GIUSTIZIA: DILIBERTO - L'APPELLO E' UNA GARANZIA, NON SI TOCCA (2)
GIUSTIZIA: DILIBERTO - L'APPELLO E' UNA GARANZIA, NON SI TOCCA (2)
VELTRI, UNA PDL PER ACCORCIARE I TEMPI DEL PROCESSO

(Adnkronos) - Ma che cosa prevede la proposta dell'Italia dei Valori?
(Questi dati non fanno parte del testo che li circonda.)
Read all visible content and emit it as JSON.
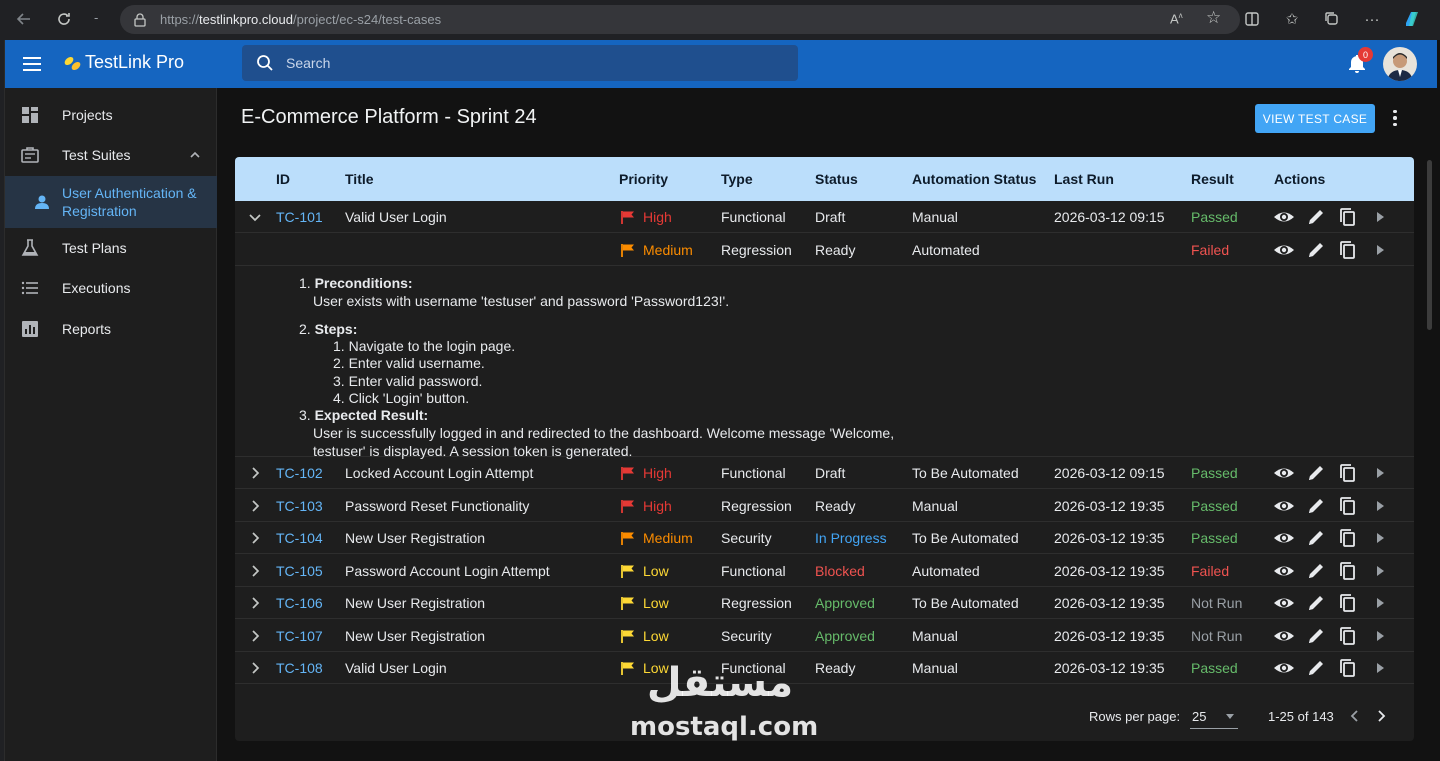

Ad illustrarla nel corso del convegno e' stato il parlamentare Elio Veltri: ''Il ricorso in appello dovrebbe essere limitato a tre casi: la mancata assunzione di elementi di prova essenziali per la sussistenza del reato; sopravvenienza di nuove prove; manomissione o errore nelle procedure''. E, a sostegno della sua proposta il parlamentare dell'Idv tiene a sottolineare che ''il giudizio d'appello, basato sull'esame degli atti del primo grado, non e' coerente con il sistema accusatorio, basato innazitutto sull'oralita'''. Poi, avverte: ''La nostra proposta e' stata concepita per evitare l'eccessiva durata del processo penale e non certo per indebolire le garanzie dell'imputato. Per questo -conclude Veltri- e' stata studiata in modo da non metterle mai in discussione''.
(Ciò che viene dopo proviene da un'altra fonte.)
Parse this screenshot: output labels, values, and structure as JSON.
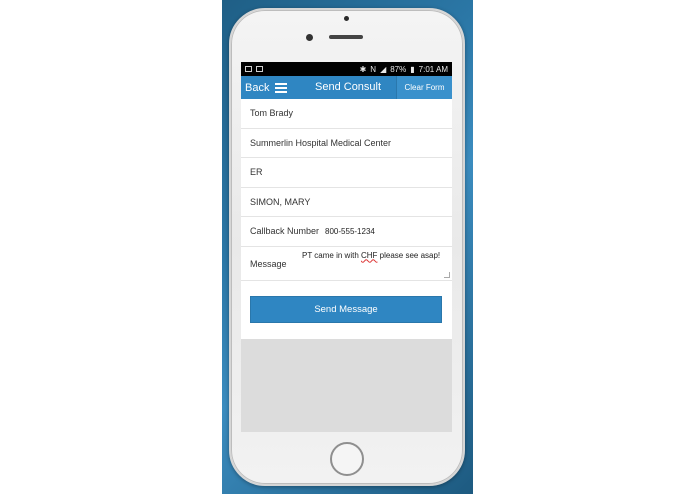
{
  "status_bar": {
    "battery": "87%",
    "time": "7:01 AM"
  },
  "app_bar": {
    "back_label": "Back",
    "title": "Send Consult",
    "clear_label": "Clear Form"
  },
  "form": {
    "physician": "Tom Brady",
    "hospital": "Summerlin Hospital Medical Center",
    "unit": "ER",
    "patient": "SIMON, MARY",
    "callback_label": "Callback Number",
    "callback_value": "800-555-1234",
    "message_label": "Message",
    "message_part1": "PT came in with ",
    "message_misspelled": "CHF",
    "message_part2": " please see asap!"
  },
  "send_button": {
    "label": "Send Message"
  }
}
Un'impostazione, questa, che non convince il responsabile giustizia di An Sebastiano Neri: ''Condivisibili i presupposti, ma mi sento piu' vicino all'impostazione del ministro della Giustizia che no a quella di chi ha proposto la legge''.

Unica voce fuori dal coro, quella del procuratore aggiunto di Torino Marcello Maddalena. ''E' proprio prendendo ad esempio il modello americano che bisogna esprimersi per l'abolizione dell'appello -sostiene-. E non mi limiterei a ridurne l'accesso, lo abolirei completamente. Anche nel civile''. Tornando poi al processo penale, il magistrato torinese afferma: ''Non avere il coraggio di abolire l'appello e' prova di un pensiero debole che ha paura di se stesso. Non si puo' ritenere che il sistema accusatorio sia il migliore e poi accettare un giudizio d'appello che non e' basato sull'oralita'. Sarebbe come sostenere il principio accusatorio -conclude Maddalena- avendo nell'animo il principio inquisitorio''.